How Deque uses data prioritization and model diagnostics to unlock AI breakthroughs in digital accessibility


It takes an average of about 10 minutes to fully annotate a single webpage screen for accessibility compliance. Between the thousands of web datasets and mobile datasets, the Deque team amassed a trove of useful data and needed to automate their manual efforts.


The Deque team leveraged Model Diagnostics and Catalog to target their model’s weaknesses and detect noise issues in their datasets.


Deque was able to rapidly filter out 1/3 of data points considered less trustworthy to improve model performance by 5%+. Annually, Deque is now able to reduce their labeling spend and needs by over 50%.

Deque has a storied journey on their mission of delivering digital equality to all. From the early days of the internet in the nineties, they made it their priority to pioneer and democratize digital accessibility. Digital accessibility is the practice of making digital documents, web and mobile apps accessible to everyone, including people with disabilities. Now, the power of machine learning is enabling the Deque team to lead the next generation of accessibility testing. Building out the components of their ML program has been challenging, but they have developed a sophisticated data engine that’s capable of prioritizing the most performant classes of data, discovering model errors quickly, and fueling their iterations with high-quality data.

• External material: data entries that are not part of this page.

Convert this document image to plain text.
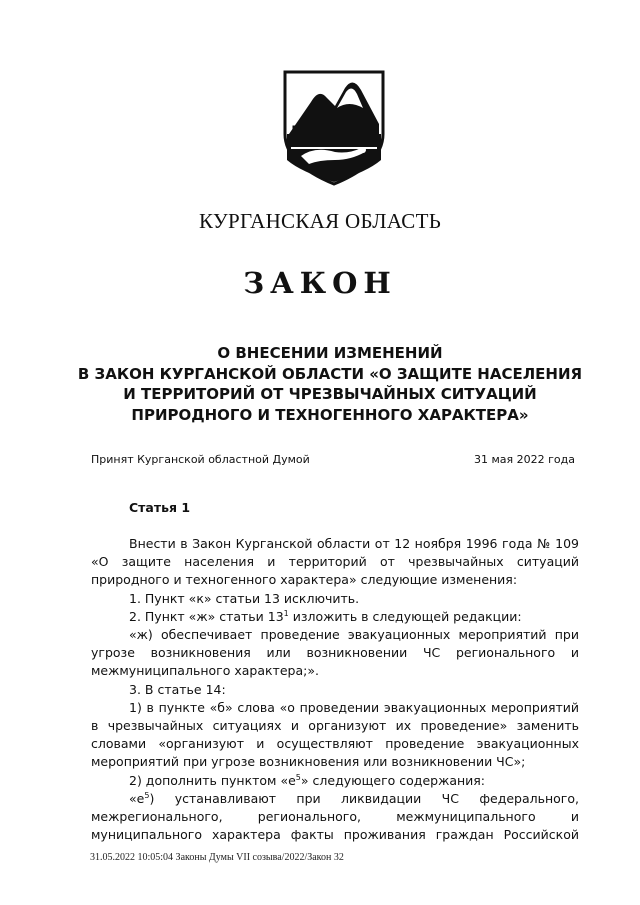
КУРГАНСКАЯ ОБЛАСТЬ
ЗАКОН
О ВНЕСЕНИИ ИЗМЕНЕНИЙ
В ЗАКОН КУРГАНСКОЙ ОБЛАСТИ «О ЗАЩИТЕ НАСЕЛЕНИЯ
И ТЕРРИТОРИЙ ОТ ЧРЕЗВЫЧАЙНЫХ СИТУАЦИЙ
ПРИРОДНОГО И ТЕХНОГЕННОГО ХАРАКТЕРА»
Принят Курганской областной Думой	31 мая 2022 года
Статья 1

Внести в Закон Курганской области от 12 ноября 1996 года № 109 «О защите населения и территорий от чрезвычайных ситуаций природного и техногенного характера» следующие изменения:

1. Пункт «к» статьи 13 исключить.

2. Пункт «ж» статьи $13^1$ изложить в следующей редакции:

«ж) обеспечивает проведение эвакуационных мероприятий при угрозе возникновения или возникновении ЧС регионального и межмуниципального характера;».

3. В статье 14:

1) в пункте «б» слова «о проведении эвакуационных мероприятий в чрезвычайных ситуациях и организуют их проведение» заменить словами «организуют и осуществляют проведение эвакуационных мероприятий при угрозе возникновения или возникновении ЧС»;

2) дополнить пунктом «$е^5$» следующего содержания:

«$е^5$) устанавливают при ликвидации ЧС федерального, межрегионального, регионального, межмуниципального и муниципального характера факты проживания граждан Российской

31.05.2022 10:05:04 Законы Думы VII созыва/2022/Закон 32
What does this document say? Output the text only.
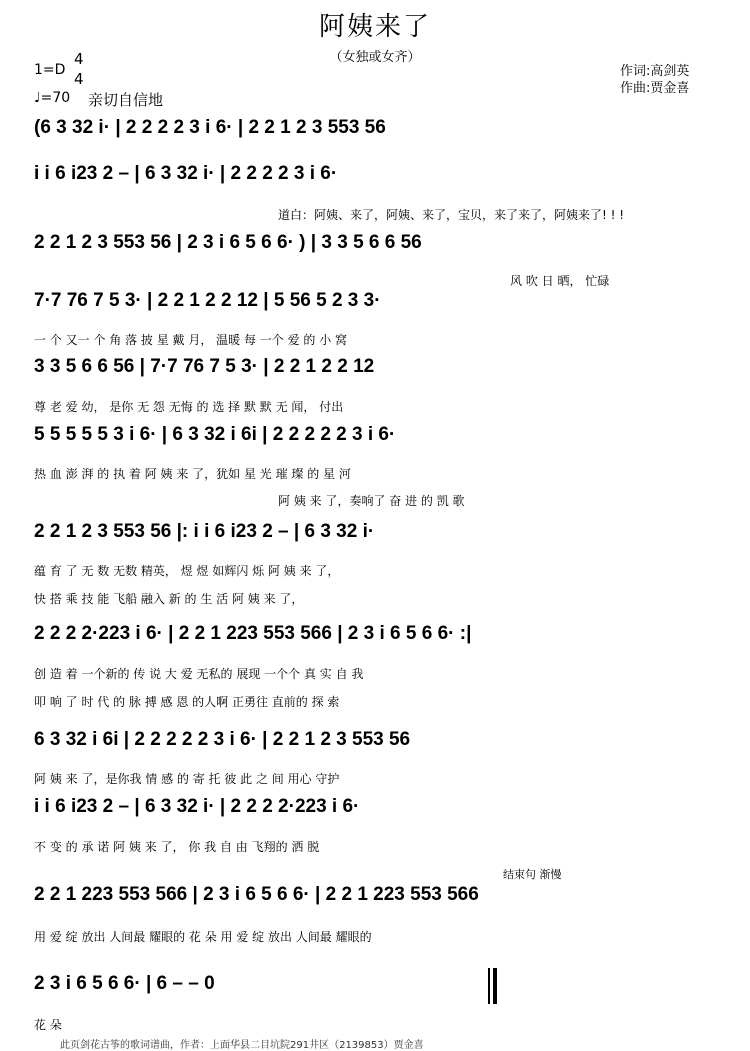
阿姨来了
（女独或女齐）
1=D
4
4
♩=70 亲切自信地
作词:高剑英
作曲:贾金喜
(6 3 32 i· | 2 2 2 2 3 i 6· | 2 2 1 2 3 553 56
i i 6 i23 2 – | 6 3 32 i· | 2 2 2 2 3 i 6·
道白：阿姨、来了，阿姨、来了，宝贝，来了来了，阿姨来了! ! !
2 2 1 2 3 553 56 | 2 3 i 6 5 6 6· ) | 3 3 5 6 6 56
风 吹 日 晒， 忙碌
7·7 76 7 5 3· | 2 2 1 2 2 12 | 5 56 5 2 3 3·
一 个 又一 个 角 落 披 星 戴 月， 温暖 每 一个 爱 的 小 窝
3 3 5 6 6 56 | 7·7 76 7 5 3· | 2 2 1 2 2 12
尊 老 爱 幼， 是你 无 怨 无悔 的 选 择 默 默 无 闻， 付出
5 5 5 5 5 3 i 6· | 6 3 32 i 6i | 2 2 2 2 2 3 i 6·
热 血 澎 湃 的 执 着 阿 姨 来 了，犹如 星 光 璀 璨 的 星 河
阿 姨 来 了，奏响了 奋 进 的 凯 歌
2 2 1 2 3 553 56 |: i i 6 i23 2 – | 6 3 32 i·
蕴 育 了 无 数 无数 精英， 煜 煜 如辉闪 烁 阿 姨 来 了，
快 搭 乘 技 能 飞船 融入 新 的 生 活 阿 姨 来 了，
2 2 2 2·223 i 6· | 2 2 1 223 553 566 | 2 3 i 6 5 6 6· :|
创 造 着 一个新的 传 说 大 爱 无私的 展现 一个个 真 实 自 我
叩 响 了 时 代 的 脉 搏 感 恩 的人啊 正勇往 直前的 探 索
6 3 32 i 6i | 2 2 2 2 2 3 i 6· | 2 2 1 2 3 553 56
阿 姨 来 了，是你我 情 感 的 寄 托 彼 此 之 间 用心 守护
i i 6 i23 2 – | 6 3 32 i· | 2 2 2 2·223 i 6·
不 变 的 承 诺 阿 姨 来 了， 你 我 自 由 飞翔的 洒 脱
结束句 渐慢
2 2 1 223 553 566 | 2 3 i 6 5 6 6· | 2 2 1 223 553 566
用 爱 绽 放出 人间最 耀眼的 花 朵 用 爱 绽 放出 人间最 耀眼的
2 3 i 6 5 6 6· | 6 – – 0
花 朵
此页剑花古筝的歌词谱曲，作者：上面华县二目坑院291井区（2139853）贾金喜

It takes an average of about 10 minutes to fully annotate a single webpage screen. Between the thousands of web datasets and mobile datasets, the Deque team amassed a trove of useful data and looked to Labelbox and the Labelbox Workforce team for guidance and manpower. Prior to implementing Labelbox, the Deque team mostly relied on a combination of disparate open-source annotation tools, and hacking together Jupyter Notebooks with Google Sheets.

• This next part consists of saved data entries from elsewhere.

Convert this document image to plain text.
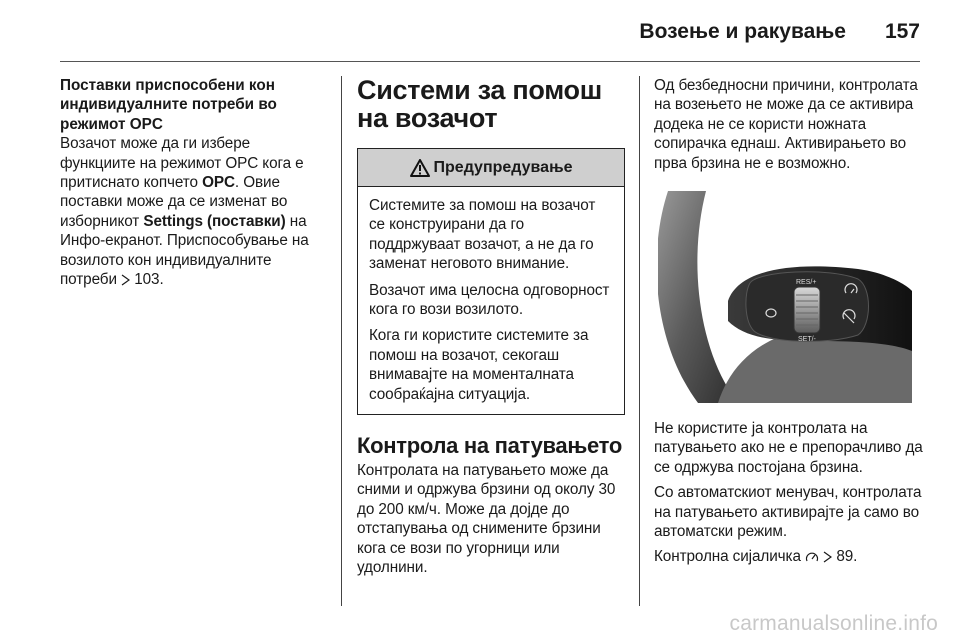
Возење и ракување 157
Поставки приспособени кон индивидуалните потреби во режимот OPC
Возачот може да ги избере функциите на режимот OPC кога е притиснато копчето OPC. Овие поставки може да се изменат во изборникот Settings (поставки) на Инфо-екранот. Приспособување на возилото кон индивидуалните потреби  103.
Системи за помош на возачот
Предупредување
Системите за помош на возачот се конструирани да го поддржуваат возачот, а не да го заменат неговото внимание.
Возачот има целосна одговорност кога го вози возилото.
Кога ги користите системите за помош на возачот, секогаш внимавајте на моменталната сообраќајна ситуација.
Контрола на патувањето
Контролата на патувањето може да сними и одржува брзини од околу 30 до 200 км/ч. Може да дојде до отстапувања од снимените брзини кога се вози по угорници или удолнини.
Од безбедносни причини, контролата на возењето не може да се активира додека не се користи ножната сопирачка еднаш. Активирањето во прва брзина не е возможно.
RES/+
SET/-
Не користите ја контролата на патувањето ако не е препорачливо да се одржува постојана брзина.
Со автоматскиот менувач, контролата на патувањето активирајте ја само во автоматски режим.
Контролна сијаличка   89.
carmanualsonline.info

“Before using Model Diagnostics in Labelbox to target the model’s weaknesses, we had to visualize the predictions on our own and everything was much more manual,” said Noé Barrell, ML Engineer at Deque. “We had to calculate all these metrics on our own, and it was a disjointed and difficult process. Being able to convert this workflow into something we could now do simply within Labelbox made diagnosing errors a much more streamlined experience. It’s become so much easier to iterate.”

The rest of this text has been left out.